Reasons for caution:
In the years since the publication of the “Three Factor Model”, many other so-called “factors” have been identified. Not all are credible. Others have less significance now than when they were first “discovered.” For example, small company stocks no longer earn the excess return they did when Fama and French published their original paper in 1993.


Some suggest that Factor Investing is another form of passive investing. On the surface, it might appear to be passive but in reality these portfolios are just another form of active management. Any time an investor deviates from the market, they are employing an active investment strategy. Confusing the issue are the names some of these financial products bear. Names like “fundamental index” are suggestive of a passive index product, when they are just another class of actively managed mutual funds or ETFs.


Factor Investing at Foster Victor:
Foster Victor uses factor-based financial products sparingly. In our view, factor-based funds must serve a specific purpose within an overall portfolio before they can be included. We believe factor investing can add value within a multi-asset class investment strategy. We have also crafted a strategy that uses momentum to allocate capital to assets across a portfolio. The model tests a diverse set of asset classes and chooses only those that show evidence of positive momentum. In our research, we have found momentum, or the tendency for a financial asset to continue to rise or fall, has been persistent in its ability to mitigate some of the effects of market downturns.

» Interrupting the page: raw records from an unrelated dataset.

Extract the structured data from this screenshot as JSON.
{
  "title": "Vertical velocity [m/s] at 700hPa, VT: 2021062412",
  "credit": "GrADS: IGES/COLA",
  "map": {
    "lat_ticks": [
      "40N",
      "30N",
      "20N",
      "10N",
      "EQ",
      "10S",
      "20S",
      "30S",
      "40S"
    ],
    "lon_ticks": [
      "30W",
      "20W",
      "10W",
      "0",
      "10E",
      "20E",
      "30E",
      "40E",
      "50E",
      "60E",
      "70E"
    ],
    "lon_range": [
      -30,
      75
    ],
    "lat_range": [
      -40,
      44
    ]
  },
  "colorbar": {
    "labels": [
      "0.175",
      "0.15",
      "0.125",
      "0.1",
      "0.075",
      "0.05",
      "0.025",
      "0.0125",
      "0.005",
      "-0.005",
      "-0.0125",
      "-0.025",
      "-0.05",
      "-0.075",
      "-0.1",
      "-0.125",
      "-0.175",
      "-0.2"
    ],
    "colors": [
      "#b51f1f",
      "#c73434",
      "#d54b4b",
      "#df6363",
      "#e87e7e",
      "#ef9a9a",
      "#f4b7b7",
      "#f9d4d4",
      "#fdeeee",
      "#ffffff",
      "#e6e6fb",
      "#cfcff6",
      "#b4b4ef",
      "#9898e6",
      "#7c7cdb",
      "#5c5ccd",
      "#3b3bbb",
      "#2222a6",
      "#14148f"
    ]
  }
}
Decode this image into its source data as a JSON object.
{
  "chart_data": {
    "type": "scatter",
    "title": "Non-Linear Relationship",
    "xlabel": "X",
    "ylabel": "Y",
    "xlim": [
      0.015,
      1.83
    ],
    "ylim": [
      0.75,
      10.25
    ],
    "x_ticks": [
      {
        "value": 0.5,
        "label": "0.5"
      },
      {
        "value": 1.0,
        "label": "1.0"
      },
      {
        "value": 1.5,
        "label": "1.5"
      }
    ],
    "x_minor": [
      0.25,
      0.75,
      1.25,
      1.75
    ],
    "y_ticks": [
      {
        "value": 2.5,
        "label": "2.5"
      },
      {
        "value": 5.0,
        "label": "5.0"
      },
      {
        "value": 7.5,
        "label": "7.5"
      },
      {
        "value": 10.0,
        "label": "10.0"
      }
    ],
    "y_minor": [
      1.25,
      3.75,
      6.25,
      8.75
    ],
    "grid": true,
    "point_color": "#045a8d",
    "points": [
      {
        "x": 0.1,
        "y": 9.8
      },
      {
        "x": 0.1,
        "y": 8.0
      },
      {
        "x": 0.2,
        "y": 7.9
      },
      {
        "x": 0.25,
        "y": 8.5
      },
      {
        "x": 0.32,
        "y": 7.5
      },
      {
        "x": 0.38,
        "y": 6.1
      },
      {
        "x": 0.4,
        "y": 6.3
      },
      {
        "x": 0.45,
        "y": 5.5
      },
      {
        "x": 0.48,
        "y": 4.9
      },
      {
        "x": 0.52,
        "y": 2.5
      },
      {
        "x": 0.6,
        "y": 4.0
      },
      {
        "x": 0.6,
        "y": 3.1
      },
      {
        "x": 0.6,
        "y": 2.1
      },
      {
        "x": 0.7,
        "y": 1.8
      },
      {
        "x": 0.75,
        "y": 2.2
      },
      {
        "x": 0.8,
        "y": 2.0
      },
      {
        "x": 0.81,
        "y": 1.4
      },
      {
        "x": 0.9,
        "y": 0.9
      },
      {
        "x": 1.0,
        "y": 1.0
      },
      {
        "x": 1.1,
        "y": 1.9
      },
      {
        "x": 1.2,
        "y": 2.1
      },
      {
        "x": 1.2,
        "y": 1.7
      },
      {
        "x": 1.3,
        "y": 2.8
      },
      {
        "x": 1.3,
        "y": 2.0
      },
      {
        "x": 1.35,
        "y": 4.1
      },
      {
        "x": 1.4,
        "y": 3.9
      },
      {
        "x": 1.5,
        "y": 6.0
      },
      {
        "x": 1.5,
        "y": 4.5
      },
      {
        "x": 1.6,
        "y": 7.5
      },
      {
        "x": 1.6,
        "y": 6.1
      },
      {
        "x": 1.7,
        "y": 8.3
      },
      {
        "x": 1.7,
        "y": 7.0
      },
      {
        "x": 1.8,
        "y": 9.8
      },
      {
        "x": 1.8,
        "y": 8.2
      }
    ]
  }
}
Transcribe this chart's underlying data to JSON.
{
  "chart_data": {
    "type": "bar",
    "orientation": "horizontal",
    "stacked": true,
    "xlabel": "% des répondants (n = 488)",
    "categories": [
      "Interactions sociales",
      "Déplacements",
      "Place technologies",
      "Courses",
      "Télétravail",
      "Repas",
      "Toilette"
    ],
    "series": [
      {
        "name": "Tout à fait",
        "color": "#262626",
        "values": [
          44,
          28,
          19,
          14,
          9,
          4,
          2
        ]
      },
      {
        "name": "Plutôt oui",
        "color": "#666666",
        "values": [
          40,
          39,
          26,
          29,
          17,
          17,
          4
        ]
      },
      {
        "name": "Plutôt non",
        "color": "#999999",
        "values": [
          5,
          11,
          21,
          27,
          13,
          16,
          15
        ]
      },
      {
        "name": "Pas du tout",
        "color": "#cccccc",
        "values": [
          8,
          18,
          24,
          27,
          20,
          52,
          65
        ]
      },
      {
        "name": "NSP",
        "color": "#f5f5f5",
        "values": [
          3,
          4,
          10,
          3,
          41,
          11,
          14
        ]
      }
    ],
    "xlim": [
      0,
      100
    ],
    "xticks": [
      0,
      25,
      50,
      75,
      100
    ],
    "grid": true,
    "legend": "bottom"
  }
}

Like so many other innovations, it took factor investing many years to go from an idea to broad use and acceptance. The growth and attraction of factor investing reflects its success. What will the future hold? Will factors such as momentum continue to generate positive risk premiums for investors? No one can say. However, we don’t believe capital markets are perfectly efficient and this suggests there may be opportunities to enhance overall portfolio strategy.